Innovation Center Computer Assisted Surgery (ICCAS), Leipzig University, Semmelweisstraße 14, 04103, Leipzig, Germany.
Department for Ear-, Nose- and Throat-Surgery, University of Leipzig Medical Center, Leipzig, Germany.
Int J Comput Assist Radiol Surg. 2020 Dec;15(12):2089-2100. doi: 10.1007/s11548-020-02264-2. Epub 2020 Oct 10.
In the context of aviation and automotive navigation technology, assistance functions are associated with predictive planning and wayfinding tasks. In endoscopic minimally invasive surgery, however, assistance so far relies primarily on image-based localization and classification. We show that navigation workflows can be described and used for the prediction of navigation steps.
A natural description vocabulary for observable anatomical landmarks in endoscopic images was defined to create 3850 navigation workflow sentences from 22 annotated functional endoscopic sinus surgery (FESS) recordings. Resulting FESS navigation workflows showed an imbalanced data distribution with over-represented landmarks in the ethmoidal sinus. A transformer model was trained to predict navigation sentences in sequence-to-sequence tasks. The training was performed with the Adam optimizer and label smoothing in a leave-one-out cross-validation study. The sentences were generated using an adapted beam search algorithm with exponential decay beam rescoring.

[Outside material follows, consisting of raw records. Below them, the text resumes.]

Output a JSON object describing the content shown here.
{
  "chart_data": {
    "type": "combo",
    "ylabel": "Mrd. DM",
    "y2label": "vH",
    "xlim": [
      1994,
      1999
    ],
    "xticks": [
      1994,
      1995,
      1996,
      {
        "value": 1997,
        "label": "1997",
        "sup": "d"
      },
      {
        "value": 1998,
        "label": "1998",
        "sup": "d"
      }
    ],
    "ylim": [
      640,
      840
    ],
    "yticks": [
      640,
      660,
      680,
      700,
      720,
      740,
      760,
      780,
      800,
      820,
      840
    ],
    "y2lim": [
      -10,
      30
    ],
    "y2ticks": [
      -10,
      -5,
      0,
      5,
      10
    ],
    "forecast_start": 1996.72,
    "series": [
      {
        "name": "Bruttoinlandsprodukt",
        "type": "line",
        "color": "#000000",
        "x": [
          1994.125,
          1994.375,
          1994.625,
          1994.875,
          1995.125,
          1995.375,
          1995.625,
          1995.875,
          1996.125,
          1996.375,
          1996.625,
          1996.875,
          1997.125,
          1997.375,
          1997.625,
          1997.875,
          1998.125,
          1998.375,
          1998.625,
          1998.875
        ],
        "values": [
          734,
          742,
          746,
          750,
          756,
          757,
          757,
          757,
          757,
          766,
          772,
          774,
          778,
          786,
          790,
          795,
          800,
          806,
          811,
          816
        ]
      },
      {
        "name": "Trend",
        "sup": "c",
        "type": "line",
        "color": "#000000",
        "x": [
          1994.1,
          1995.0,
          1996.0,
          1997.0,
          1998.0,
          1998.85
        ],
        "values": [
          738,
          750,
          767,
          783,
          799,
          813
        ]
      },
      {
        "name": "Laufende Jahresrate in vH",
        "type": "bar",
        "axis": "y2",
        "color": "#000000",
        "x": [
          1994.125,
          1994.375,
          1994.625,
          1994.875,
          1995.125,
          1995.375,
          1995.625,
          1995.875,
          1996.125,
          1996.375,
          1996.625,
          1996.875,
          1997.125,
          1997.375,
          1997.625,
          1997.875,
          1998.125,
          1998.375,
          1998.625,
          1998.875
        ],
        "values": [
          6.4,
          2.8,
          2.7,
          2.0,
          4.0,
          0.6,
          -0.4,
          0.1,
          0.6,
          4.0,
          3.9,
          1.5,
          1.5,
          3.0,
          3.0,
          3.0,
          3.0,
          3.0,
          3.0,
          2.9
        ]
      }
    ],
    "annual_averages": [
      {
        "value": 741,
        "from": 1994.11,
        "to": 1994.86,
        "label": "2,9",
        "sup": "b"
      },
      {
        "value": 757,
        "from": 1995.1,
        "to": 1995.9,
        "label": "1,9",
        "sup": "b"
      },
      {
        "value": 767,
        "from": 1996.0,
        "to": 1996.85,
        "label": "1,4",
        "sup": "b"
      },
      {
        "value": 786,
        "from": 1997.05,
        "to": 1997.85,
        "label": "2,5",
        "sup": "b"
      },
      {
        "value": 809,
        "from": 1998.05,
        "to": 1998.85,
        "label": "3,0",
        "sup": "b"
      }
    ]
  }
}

The transformer model was compared to a standard encoder-decoder-model, as well as HMM and LSTM baseline models.
The transformer model reached the highest prediction accuracy for navigation steps at 0.53, followed by 0.35 of the LSTM and 0.32 for the standard encoder-decoder-network. With an accuracy of sentence generation of 0.83, the prediction of navigation steps at sentence-level benefits from the additional semantic information. While standard class representation predictions suffer from an imbalanced data distribution, the attention mechanism also considered underrepresented classes reasonably well.

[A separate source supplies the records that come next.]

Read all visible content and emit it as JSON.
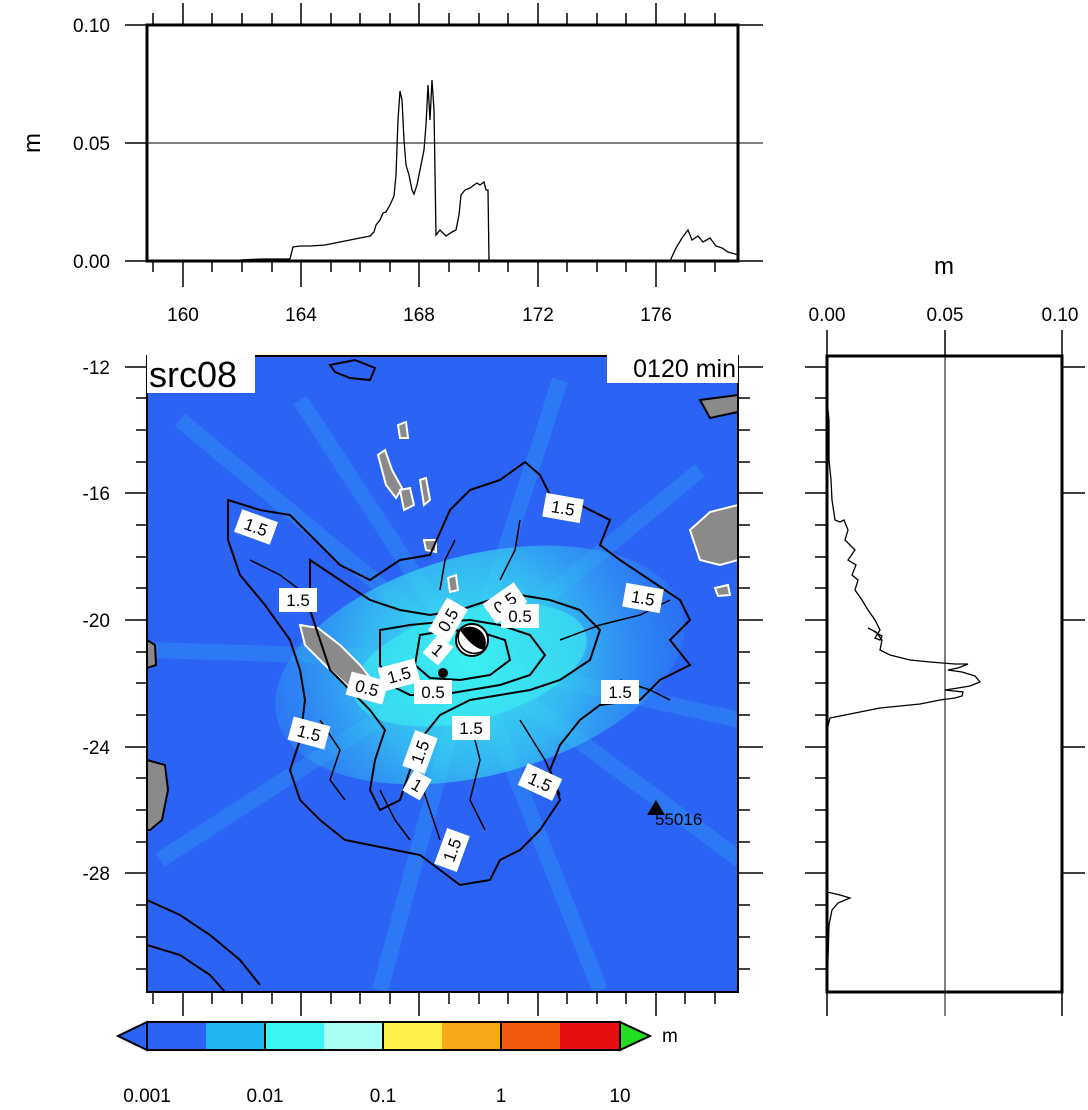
{
  "panel": {
    "source_label": "src08",
    "time_label": "0120 min"
  },
  "top_profile": {
    "y_axis_title": "m",
    "y_ticks": [
      "0.00",
      "0.05",
      "0.10"
    ],
    "x_ticks": [
      "160",
      "164",
      "168",
      "172",
      "176"
    ]
  },
  "right_profile": {
    "x_axis_title": "m",
    "x_ticks": [
      "0.00",
      "0.05",
      "0.10"
    ]
  },
  "map": {
    "lat_ticks": [
      "-12",
      "-16",
      "-20",
      "-24",
      "-28"
    ],
    "contour_labels": [
      "1.5",
      "1.5",
      "1.5",
      "1.5",
      "1.5",
      "1.5",
      "1.5",
      "1.5",
      "1.5",
      "1.5",
      "1.5",
      "1",
      "1",
      "0.5",
      "0.5",
      "0.5",
      "0.5",
      "0.5"
    ],
    "station": {
      "label": "55016"
    },
    "colors": {
      "ocean": "#2b63f4",
      "land": "#8a8a8a",
      "energy": "#3df2f0"
    }
  },
  "colorbar": {
    "unit": "m",
    "tick_labels": [
      "0.001",
      "0.01",
      "0.1",
      "1",
      "10"
    ],
    "colors": [
      "#2b63f4",
      "#21b6f2",
      "#3af5f0",
      "#a8fff3",
      "#fff04a",
      "#f7a816",
      "#f35a10",
      "#e80e10"
    ],
    "under_color": "#2b63f4",
    "over_color": "#22dd22"
  }
}
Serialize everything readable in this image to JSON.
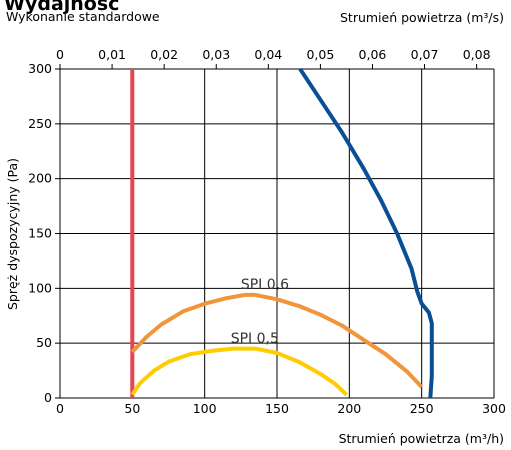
{
  "chart_data": {
    "type": "line",
    "title": "Wydajność",
    "subtitle": "Wykonanie standardowe",
    "xlabel": "Strumień powietrza (m³/h)",
    "x2label": "Strumień powietrza (m³/s)",
    "ylabel": "Spręż dyspozycyjny (Pa)",
    "xlim": [
      0,
      300
    ],
    "ylim": [
      0,
      300
    ],
    "x_ticks": [
      "0",
      "50",
      "100",
      "150",
      "200",
      "250",
      "300"
    ],
    "x2_ticks": [
      "0",
      "0,01",
      "0,02",
      "0,03",
      "0,04",
      "0,05",
      "0,06",
      "0,07",
      "0,08"
    ],
    "y_ticks": [
      "0",
      "50",
      "100",
      "150",
      "200",
      "250",
      "300"
    ],
    "grid": true,
    "series": [
      {
        "color": "#e8434f",
        "points": [
          [
            50,
            0
          ],
          [
            50,
            300
          ]
        ]
      },
      {
        "color": "#0a4f96",
        "points": [
          [
            166,
            300
          ],
          [
            180,
            272
          ],
          [
            195,
            242
          ],
          [
            210,
            209
          ],
          [
            222,
            180
          ],
          [
            233,
            150
          ],
          [
            243,
            118
          ],
          [
            247,
            97
          ],
          [
            250,
            86
          ],
          [
            255,
            78
          ],
          [
            257,
            68
          ],
          [
            257,
            50
          ],
          [
            257,
            20
          ],
          [
            256,
            0
          ]
        ]
      },
      {
        "color": "#f0953a",
        "points": [
          [
            50,
            42
          ],
          [
            60,
            56
          ],
          [
            70,
            67
          ],
          [
            85,
            79
          ],
          [
            100,
            86
          ],
          [
            115,
            91
          ],
          [
            128,
            94
          ],
          [
            135,
            94
          ],
          [
            150,
            90
          ],
          [
            165,
            84
          ],
          [
            180,
            76
          ],
          [
            195,
            66
          ],
          [
            210,
            53
          ],
          [
            225,
            40
          ],
          [
            240,
            24
          ],
          [
            250,
            10
          ]
        ]
      },
      {
        "color": "#ffcc00",
        "points": [
          [
            50,
            3
          ],
          [
            55,
            13
          ],
          [
            65,
            25
          ],
          [
            75,
            33
          ],
          [
            90,
            40
          ],
          [
            105,
            43
          ],
          [
            120,
            45
          ],
          [
            135,
            45
          ],
          [
            150,
            41
          ],
          [
            165,
            33
          ],
          [
            180,
            22
          ],
          [
            190,
            13
          ],
          [
            198,
            3
          ]
        ]
      }
    ],
    "annotations": [
      {
        "text": "SPI 0,6",
        "x": 125,
        "y": 103
      },
      {
        "text": "SPI 0,5",
        "x": 118,
        "y": 54
      }
    ]
  }
}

We implemented a natural language-based prediction method for sentence-level navigation steps in endoscopic surgery. The sentence-level prediction method showed a potential that word relations to navigation tasks can be learned and used for predicting future steps. Further studies are needed to investigate the functionality of path prediction. The prediction approach is a first step in the field of visuo-linguistic navigation assistance for endoscopic minimally invasive surgery.
在航空和汽车导航技术领域,辅助功能与预测规划和导航任务相关。然而,在内窥镜微创手术中,辅助功能主要依赖于基于图像的定位和分类。我们表明,导航工作流程可以被描述并用于预测导航步骤。

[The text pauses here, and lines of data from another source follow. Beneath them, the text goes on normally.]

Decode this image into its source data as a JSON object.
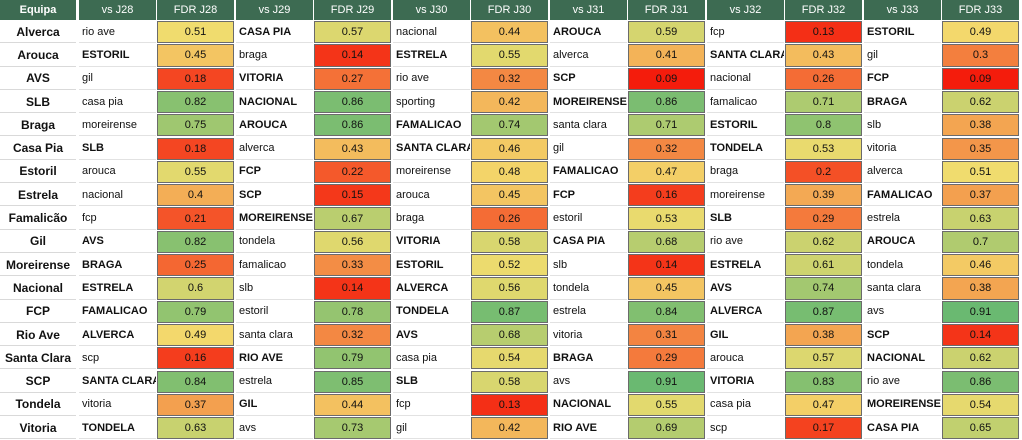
{
  "table": {
    "team_header": "Equipa",
    "rounds": [
      {
        "vs": "vs J28",
        "fdr": "FDR J28"
      },
      {
        "vs": "vs J29",
        "fdr": "FDR J29"
      },
      {
        "vs": "vs J30",
        "fdr": "FDR J30"
      },
      {
        "vs": "vs J31",
        "fdr": "FDR J31"
      },
      {
        "vs": "vs J32",
        "fdr": "FDR J32"
      },
      {
        "vs": "vs J33",
        "fdr": "FDR J33"
      }
    ],
    "rows": [
      {
        "team": "Alverca",
        "fixtures": [
          {
            "opp": "rio ave",
            "fdr": 0.51
          },
          {
            "opp": "CASA PIA",
            "fdr": 0.57
          },
          {
            "opp": "nacional",
            "fdr": 0.44
          },
          {
            "opp": "AROUCA",
            "fdr": 0.59
          },
          {
            "opp": "fcp",
            "fdr": 0.13
          },
          {
            "opp": "ESTORIL",
            "fdr": 0.49
          }
        ]
      },
      {
        "team": "Arouca",
        "fixtures": [
          {
            "opp": "ESTORIL",
            "fdr": 0.45
          },
          {
            "opp": "braga",
            "fdr": 0.14
          },
          {
            "opp": "ESTRELA",
            "fdr": 0.55
          },
          {
            "opp": "alverca",
            "fdr": 0.41
          },
          {
            "opp": "SANTA CLARA",
            "fdr": 0.43
          },
          {
            "opp": "gil",
            "fdr": 0.3
          }
        ]
      },
      {
        "team": "AVS",
        "fixtures": [
          {
            "opp": "gil",
            "fdr": 0.18
          },
          {
            "opp": "VITORIA",
            "fdr": 0.27
          },
          {
            "opp": "rio ave",
            "fdr": 0.32
          },
          {
            "opp": "SCP",
            "fdr": 0.09
          },
          {
            "opp": "nacional",
            "fdr": 0.26
          },
          {
            "opp": "FCP",
            "fdr": 0.09
          }
        ]
      },
      {
        "team": "SLB",
        "fixtures": [
          {
            "opp": "casa pia",
            "fdr": 0.82
          },
          {
            "opp": "NACIONAL",
            "fdr": 0.86
          },
          {
            "opp": "sporting",
            "fdr": 0.42
          },
          {
            "opp": "MOREIRENSE",
            "fdr": 0.86
          },
          {
            "opp": "famalicao",
            "fdr": 0.71
          },
          {
            "opp": "BRAGA",
            "fdr": 0.62
          }
        ]
      },
      {
        "team": "Braga",
        "fixtures": [
          {
            "opp": "moreirense",
            "fdr": 0.75
          },
          {
            "opp": "AROUCA",
            "fdr": 0.86
          },
          {
            "opp": "FAMALICAO",
            "fdr": 0.74
          },
          {
            "opp": "santa clara",
            "fdr": 0.71
          },
          {
            "opp": "ESTORIL",
            "fdr": 0.8
          },
          {
            "opp": "slb",
            "fdr": 0.38
          }
        ]
      },
      {
        "team": "Casa Pia",
        "fixtures": [
          {
            "opp": "SLB",
            "fdr": 0.18
          },
          {
            "opp": "alverca",
            "fdr": 0.43
          },
          {
            "opp": "SANTA CLARA",
            "fdr": 0.46
          },
          {
            "opp": "gil",
            "fdr": 0.32
          },
          {
            "opp": "TONDELA",
            "fdr": 0.53
          },
          {
            "opp": "vitoria",
            "fdr": 0.35
          }
        ]
      },
      {
        "team": "Estoril",
        "fixtures": [
          {
            "opp": "arouca",
            "fdr": 0.55
          },
          {
            "opp": "FCP",
            "fdr": 0.22
          },
          {
            "opp": "moreirense",
            "fdr": 0.48
          },
          {
            "opp": "FAMALICAO",
            "fdr": 0.47
          },
          {
            "opp": "braga",
            "fdr": 0.2
          },
          {
            "opp": "alverca",
            "fdr": 0.51
          }
        ]
      },
      {
        "team": "Estrela",
        "fixtures": [
          {
            "opp": "nacional",
            "fdr": 0.4
          },
          {
            "opp": "SCP",
            "fdr": 0.15
          },
          {
            "opp": "arouca",
            "fdr": 0.45
          },
          {
            "opp": "FCP",
            "fdr": 0.16
          },
          {
            "opp": "moreirense",
            "fdr": 0.39
          },
          {
            "opp": "FAMALICAO",
            "fdr": 0.37
          }
        ]
      },
      {
        "team": "Famalicão",
        "fixtures": [
          {
            "opp": "fcp",
            "fdr": 0.21
          },
          {
            "opp": "MOREIRENSE",
            "fdr": 0.67
          },
          {
            "opp": "braga",
            "fdr": 0.26
          },
          {
            "opp": "estoril",
            "fdr": 0.53
          },
          {
            "opp": "SLB",
            "fdr": 0.29
          },
          {
            "opp": "estrela",
            "fdr": 0.63
          }
        ]
      },
      {
        "team": "Gil",
        "fixtures": [
          {
            "opp": "AVS",
            "fdr": 0.82
          },
          {
            "opp": "tondela",
            "fdr": 0.56
          },
          {
            "opp": "VITORIA",
            "fdr": 0.58
          },
          {
            "opp": "CASA PIA",
            "fdr": 0.68
          },
          {
            "opp": "rio ave",
            "fdr": 0.62
          },
          {
            "opp": "AROUCA",
            "fdr": 0.7
          }
        ]
      },
      {
        "team": "Moreirense",
        "fixtures": [
          {
            "opp": "BRAGA",
            "fdr": 0.25
          },
          {
            "opp": "famalicao",
            "fdr": 0.33
          },
          {
            "opp": "ESTORIL",
            "fdr": 0.52
          },
          {
            "opp": "slb",
            "fdr": 0.14
          },
          {
            "opp": "ESTRELA",
            "fdr": 0.61
          },
          {
            "opp": "tondela",
            "fdr": 0.46
          }
        ]
      },
      {
        "team": "Nacional",
        "fixtures": [
          {
            "opp": "ESTRELA",
            "fdr": 0.6
          },
          {
            "opp": "slb",
            "fdr": 0.14
          },
          {
            "opp": "ALVERCA",
            "fdr": 0.56
          },
          {
            "opp": "tondela",
            "fdr": 0.45
          },
          {
            "opp": "AVS",
            "fdr": 0.74
          },
          {
            "opp": "santa clara",
            "fdr": 0.38
          }
        ]
      },
      {
        "team": "FCP",
        "fixtures": [
          {
            "opp": "FAMALICAO",
            "fdr": 0.79
          },
          {
            "opp": "estoril",
            "fdr": 0.78
          },
          {
            "opp": "TONDELA",
            "fdr": 0.87
          },
          {
            "opp": "estrela",
            "fdr": 0.84
          },
          {
            "opp": "ALVERCA",
            "fdr": 0.87
          },
          {
            "opp": "avs",
            "fdr": 0.91
          }
        ]
      },
      {
        "team": "Rio Ave",
        "fixtures": [
          {
            "opp": "ALVERCA",
            "fdr": 0.49
          },
          {
            "opp": "santa clara",
            "fdr": 0.32
          },
          {
            "opp": "AVS",
            "fdr": 0.68
          },
          {
            "opp": "vitoria",
            "fdr": 0.31
          },
          {
            "opp": "GIL",
            "fdr": 0.38
          },
          {
            "opp": "SCP",
            "fdr": 0.14
          }
        ]
      },
      {
        "team": "Santa Clara",
        "fixtures": [
          {
            "opp": "scp",
            "fdr": 0.16
          },
          {
            "opp": "RIO AVE",
            "fdr": 0.79
          },
          {
            "opp": "casa pia",
            "fdr": 0.54
          },
          {
            "opp": "BRAGA",
            "fdr": 0.29
          },
          {
            "opp": "arouca",
            "fdr": 0.57
          },
          {
            "opp": "NACIONAL",
            "fdr": 0.62
          }
        ]
      },
      {
        "team": "SCP",
        "fixtures": [
          {
            "opp": "SANTA CLARA",
            "fdr": 0.84
          },
          {
            "opp": "estrela",
            "fdr": 0.85
          },
          {
            "opp": "SLB",
            "fdr": 0.58
          },
          {
            "opp": "avs",
            "fdr": 0.91
          },
          {
            "opp": "VITORIA",
            "fdr": 0.83
          },
          {
            "opp": "rio ave",
            "fdr": 0.86
          }
        ]
      },
      {
        "team": "Tondela",
        "fixtures": [
          {
            "opp": "vitoria",
            "fdr": 0.37
          },
          {
            "opp": "GIL",
            "fdr": 0.44
          },
          {
            "opp": "fcp",
            "fdr": 0.13
          },
          {
            "opp": "NACIONAL",
            "fdr": 0.55
          },
          {
            "opp": "casa pia",
            "fdr": 0.47
          },
          {
            "opp": "MOREIRENSE",
            "fdr": 0.54
          }
        ]
      },
      {
        "team": "Vitoria",
        "fixtures": [
          {
            "opp": "TONDELA",
            "fdr": 0.63
          },
          {
            "opp": "avs",
            "fdr": 0.73
          },
          {
            "opp": "gil",
            "fdr": 0.42
          },
          {
            "opp": "RIO AVE",
            "fdr": 0.69
          },
          {
            "opp": "scp",
            "fdr": 0.17
          },
          {
            "opp": "CASA PIA",
            "fdr": 0.65
          }
        ]
      }
    ]
  },
  "colors": {
    "header_bg": "#3d6b52",
    "header_text": "#ffffff",
    "scale_low": "#f41c0c",
    "scale_mid": "#f3dd6e",
    "scale_high": "#6ab971"
  }
}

定义了内窥镜图像中可观察到的解剖学标志的自然描述词汇,从 22 个标注的功能性内窥镜鼻窦手术 (FESS) 记录中创建了 3850 个导航工作流程句子。结果的 FESS 导航工作流程显示出数据分布不平衡,筛窦中地标过多。使用 Adam 优化器和标签平滑在留一交叉验证研究中对变压器模型进行了训练,以进行序列到序列任务的预测。使用自适应波束搜索算法和指数衰减波束重新评分生成句子。将变压器模型与标准编码器-解码器模型以及 HMM 和 LSTM 基线模型进行了比较。
变压器模型在导航步骤预测方面达到了最高的准确度 0.53,其次是 LSTM 的 0.35 和标准编码器-解码器网络的 0.32。句子生成的准确度为 0.83,在句子级别预测导航步骤得益于额外的语义信息。虽然标准类别表示预测受到数据分布不平衡的影响,但注意力机制也相当合理地考虑了代表性不足的类别。
我们实现了一种基于自然语言的内窥镜手术中句子级导航步骤预测方法。句子级预测方法显示出一种潜力,即可以学习并使用词与导航任务之间的关系来预测未来步骤。需要进一步的研究来调查路径预测的功能。该预测方法是内窥镜微创手术视觉语言导航辅助领域的一个初步步骤。